Перед глазами его красная рубашка. Наверное, она уже вся сырая от моих слёз. Меня несут. Здесь темно и тихо.
– Что же у тебя случилось, что ты так наизнанку себя выворачиваешь? – доносится голос Харви издалека, хотя его лицо всего в сантиметре от моего. Я свернулась клубочком на его руках. Тело начинает дрожать.
Оказываюсь на чём-то мягком. Чей-то мех, белый, длинный. В темноте зажигается огонь, и сперва мне кажется, что это мираж, и мы всего лишь проехали на красный свет светофора. Тру глаза. На плечи ложится приятно пахнущий плед. Опускаю голову на колени.
Я не думала, что так позволю себе расклеиться, но забыла учесть влияние алкоголя. Я забыла, что он не просто расслабляет, веселит, но и «отключает» управление. Я расслабилась, и потому мои барьеры тоже упали, потому что я отпустила контроль.

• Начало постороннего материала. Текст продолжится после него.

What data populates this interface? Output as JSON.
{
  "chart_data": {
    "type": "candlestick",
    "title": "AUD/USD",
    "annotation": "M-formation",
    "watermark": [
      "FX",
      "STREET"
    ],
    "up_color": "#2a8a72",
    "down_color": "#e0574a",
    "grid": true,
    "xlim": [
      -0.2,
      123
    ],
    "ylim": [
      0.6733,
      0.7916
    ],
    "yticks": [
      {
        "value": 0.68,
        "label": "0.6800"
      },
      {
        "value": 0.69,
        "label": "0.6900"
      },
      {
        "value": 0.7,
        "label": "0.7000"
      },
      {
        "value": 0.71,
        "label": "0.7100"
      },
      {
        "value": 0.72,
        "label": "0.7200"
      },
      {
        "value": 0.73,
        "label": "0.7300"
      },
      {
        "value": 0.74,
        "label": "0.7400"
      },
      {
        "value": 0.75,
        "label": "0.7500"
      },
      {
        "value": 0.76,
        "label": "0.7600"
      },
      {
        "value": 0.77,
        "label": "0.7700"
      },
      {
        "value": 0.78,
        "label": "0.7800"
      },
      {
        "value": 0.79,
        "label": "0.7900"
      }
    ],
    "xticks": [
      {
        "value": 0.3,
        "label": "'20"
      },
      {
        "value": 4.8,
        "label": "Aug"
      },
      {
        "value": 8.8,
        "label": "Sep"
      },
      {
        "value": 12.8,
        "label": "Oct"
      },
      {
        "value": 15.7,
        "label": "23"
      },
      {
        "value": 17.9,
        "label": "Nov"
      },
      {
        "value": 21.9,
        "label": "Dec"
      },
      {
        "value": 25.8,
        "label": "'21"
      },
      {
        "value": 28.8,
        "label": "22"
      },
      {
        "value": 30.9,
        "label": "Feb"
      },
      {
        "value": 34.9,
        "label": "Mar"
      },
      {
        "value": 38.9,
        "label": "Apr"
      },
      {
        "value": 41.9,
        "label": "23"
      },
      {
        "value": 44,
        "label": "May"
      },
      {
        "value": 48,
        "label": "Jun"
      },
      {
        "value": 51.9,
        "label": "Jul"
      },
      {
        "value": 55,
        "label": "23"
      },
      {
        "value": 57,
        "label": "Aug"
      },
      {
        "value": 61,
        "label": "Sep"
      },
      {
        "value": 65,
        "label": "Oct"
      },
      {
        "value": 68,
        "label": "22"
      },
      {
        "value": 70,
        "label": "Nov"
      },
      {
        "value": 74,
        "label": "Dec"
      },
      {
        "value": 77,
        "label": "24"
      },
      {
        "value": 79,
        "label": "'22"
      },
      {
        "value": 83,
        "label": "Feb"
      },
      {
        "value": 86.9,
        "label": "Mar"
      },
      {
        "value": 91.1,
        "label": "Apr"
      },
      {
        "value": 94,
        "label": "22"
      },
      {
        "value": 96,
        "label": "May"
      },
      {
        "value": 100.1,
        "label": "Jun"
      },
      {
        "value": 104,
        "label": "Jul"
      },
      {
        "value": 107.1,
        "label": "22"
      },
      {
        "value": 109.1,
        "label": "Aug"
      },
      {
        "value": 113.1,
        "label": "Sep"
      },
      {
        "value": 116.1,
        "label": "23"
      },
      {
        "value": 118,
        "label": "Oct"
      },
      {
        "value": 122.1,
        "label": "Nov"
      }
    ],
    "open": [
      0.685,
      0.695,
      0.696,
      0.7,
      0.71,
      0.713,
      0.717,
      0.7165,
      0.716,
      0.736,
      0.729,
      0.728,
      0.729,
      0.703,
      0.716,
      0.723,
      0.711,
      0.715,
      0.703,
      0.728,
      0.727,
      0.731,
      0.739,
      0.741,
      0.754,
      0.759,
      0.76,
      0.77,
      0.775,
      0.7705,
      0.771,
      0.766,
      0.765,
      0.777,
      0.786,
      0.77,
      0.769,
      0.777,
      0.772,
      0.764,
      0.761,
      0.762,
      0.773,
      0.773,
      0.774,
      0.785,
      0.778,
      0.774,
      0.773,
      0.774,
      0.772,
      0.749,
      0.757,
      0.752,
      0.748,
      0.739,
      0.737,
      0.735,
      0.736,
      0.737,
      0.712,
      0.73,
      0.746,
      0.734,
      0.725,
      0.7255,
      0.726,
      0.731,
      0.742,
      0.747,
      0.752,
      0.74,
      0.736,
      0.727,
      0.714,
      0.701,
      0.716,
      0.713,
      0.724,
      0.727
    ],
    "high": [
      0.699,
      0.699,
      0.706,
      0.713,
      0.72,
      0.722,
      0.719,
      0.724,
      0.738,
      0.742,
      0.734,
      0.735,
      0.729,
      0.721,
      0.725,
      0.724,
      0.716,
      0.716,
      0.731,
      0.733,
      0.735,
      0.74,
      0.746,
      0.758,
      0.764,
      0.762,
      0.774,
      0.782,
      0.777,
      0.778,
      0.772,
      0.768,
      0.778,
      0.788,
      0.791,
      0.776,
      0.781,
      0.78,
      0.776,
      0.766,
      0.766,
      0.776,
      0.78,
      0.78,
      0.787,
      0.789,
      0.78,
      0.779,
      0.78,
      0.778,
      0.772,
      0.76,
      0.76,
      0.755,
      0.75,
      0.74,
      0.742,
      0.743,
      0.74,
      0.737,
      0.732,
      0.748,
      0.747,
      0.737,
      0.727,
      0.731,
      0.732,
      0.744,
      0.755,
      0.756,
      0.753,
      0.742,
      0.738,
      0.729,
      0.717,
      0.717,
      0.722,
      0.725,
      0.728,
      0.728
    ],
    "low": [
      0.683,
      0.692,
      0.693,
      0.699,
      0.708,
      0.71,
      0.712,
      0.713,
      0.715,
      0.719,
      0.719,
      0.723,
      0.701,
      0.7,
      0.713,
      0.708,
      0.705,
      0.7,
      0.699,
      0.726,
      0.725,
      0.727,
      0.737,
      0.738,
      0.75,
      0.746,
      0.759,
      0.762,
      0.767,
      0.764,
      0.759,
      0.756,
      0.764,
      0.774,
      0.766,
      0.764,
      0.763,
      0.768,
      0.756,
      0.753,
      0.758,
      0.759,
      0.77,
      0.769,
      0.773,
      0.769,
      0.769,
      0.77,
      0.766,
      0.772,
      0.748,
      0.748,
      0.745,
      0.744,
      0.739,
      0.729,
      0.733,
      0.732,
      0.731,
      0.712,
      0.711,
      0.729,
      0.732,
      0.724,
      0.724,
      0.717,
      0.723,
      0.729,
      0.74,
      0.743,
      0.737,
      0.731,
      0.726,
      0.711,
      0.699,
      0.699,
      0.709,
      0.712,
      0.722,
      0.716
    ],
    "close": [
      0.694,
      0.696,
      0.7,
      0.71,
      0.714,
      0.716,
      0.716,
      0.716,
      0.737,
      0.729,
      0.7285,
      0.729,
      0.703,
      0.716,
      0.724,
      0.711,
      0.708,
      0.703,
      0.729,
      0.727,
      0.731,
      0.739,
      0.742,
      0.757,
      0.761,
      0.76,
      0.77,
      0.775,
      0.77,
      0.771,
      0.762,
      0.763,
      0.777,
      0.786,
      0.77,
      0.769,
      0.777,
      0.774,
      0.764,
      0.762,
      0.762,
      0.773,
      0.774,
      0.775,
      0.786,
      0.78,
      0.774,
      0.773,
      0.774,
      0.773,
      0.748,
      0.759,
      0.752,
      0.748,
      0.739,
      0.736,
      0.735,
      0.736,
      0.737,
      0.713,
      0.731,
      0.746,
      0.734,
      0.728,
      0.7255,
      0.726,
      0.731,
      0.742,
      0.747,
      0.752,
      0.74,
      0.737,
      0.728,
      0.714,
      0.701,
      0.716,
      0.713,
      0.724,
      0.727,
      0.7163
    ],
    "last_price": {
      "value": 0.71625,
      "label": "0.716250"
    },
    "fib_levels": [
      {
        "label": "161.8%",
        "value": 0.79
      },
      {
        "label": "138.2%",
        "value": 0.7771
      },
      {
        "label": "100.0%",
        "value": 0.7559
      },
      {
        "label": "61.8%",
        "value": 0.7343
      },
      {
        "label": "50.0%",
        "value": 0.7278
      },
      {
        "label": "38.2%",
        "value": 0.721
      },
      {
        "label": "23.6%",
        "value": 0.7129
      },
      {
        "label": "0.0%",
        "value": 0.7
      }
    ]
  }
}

– Расскажи мне, – самым мягким голосом, который я когда-либо слышала в своей жизни, голосом, который обращался лишь ко мне, Харви начинает вырывать меня из своей же головы. Я сопротивляюсь, сильно сжимаю кулаки, ногти впиваются в кожу до крови. Даже боль не даёт мне успокоиться.
Его руки обвивают меня, я вижу перед собой его грудь с этой сырой алой рубашкой. Снова жмурюсь от слёз.
– Пожалуйста, – просит он, притягивает к себе меня. Утыкаюсь ему лицом в шею, полубоком прижимаюсь к горячему телу. Он забирается ко мне под пушистый плед. – Тебе станет легче.
Я всё думала, пока он говорил, и мысли вернули мне контроль над телом. Мозг начал бороться за него с алкоголем. Я смогла заглушить его влияние.
Я не сразу ответила.
– Просто знаешь, как это, жить в полном одиночестве, – начала я неумело, шмыгая носом, вытирая слёзы, что всё ещё текли из глаз неиссякаемым источником, – ты знаешь, что такое предательство? Я знаю. Я живу с ним каждый день. Я каждый день вижу его в лицах. Я каждый день вижу красные кресты вместо этих грёбанных лиц! Я каждый день запираю свои чувства на сраный стальной замок и заливаю дверь бетоном. Каждый день я чувствую, что так будет всегда.
Харви молчит. В груди всё горит. Я тяжело дышу. Слёзы перестают капать из глаз. Глубоко втягиваю в себя воздух.
– Я вижу, что пути назад у меня нет. Но я и не хочу возвращаться! Я рада, что поступила так, как поступила. Я благодарна себе за всё. Я смеюсь и обнимаюсь с той частью меня, что всегда жила где-то внутри. Той частью, той мной, которой я всегда должна была быть. Она не нравится остальным. Она тварь, бессердечная и холодная тварь, злобная, не принимаемая никем сука… Сука, которой я стала! Они отвергли меня! Они начали забивать гвоздь, который вылез… Они забили его чуть ли не буквально.
Всхлип. Я снова немного заплакала. Слеза упала на руку Харви, в которой он держал мою. Я поднимаю голову и нахожу его взгляд. Пламя камина отражается в них, они стали тёплыми, цвета горячего шоколада с карамелью. Он смотрит на меня, почти не дыша.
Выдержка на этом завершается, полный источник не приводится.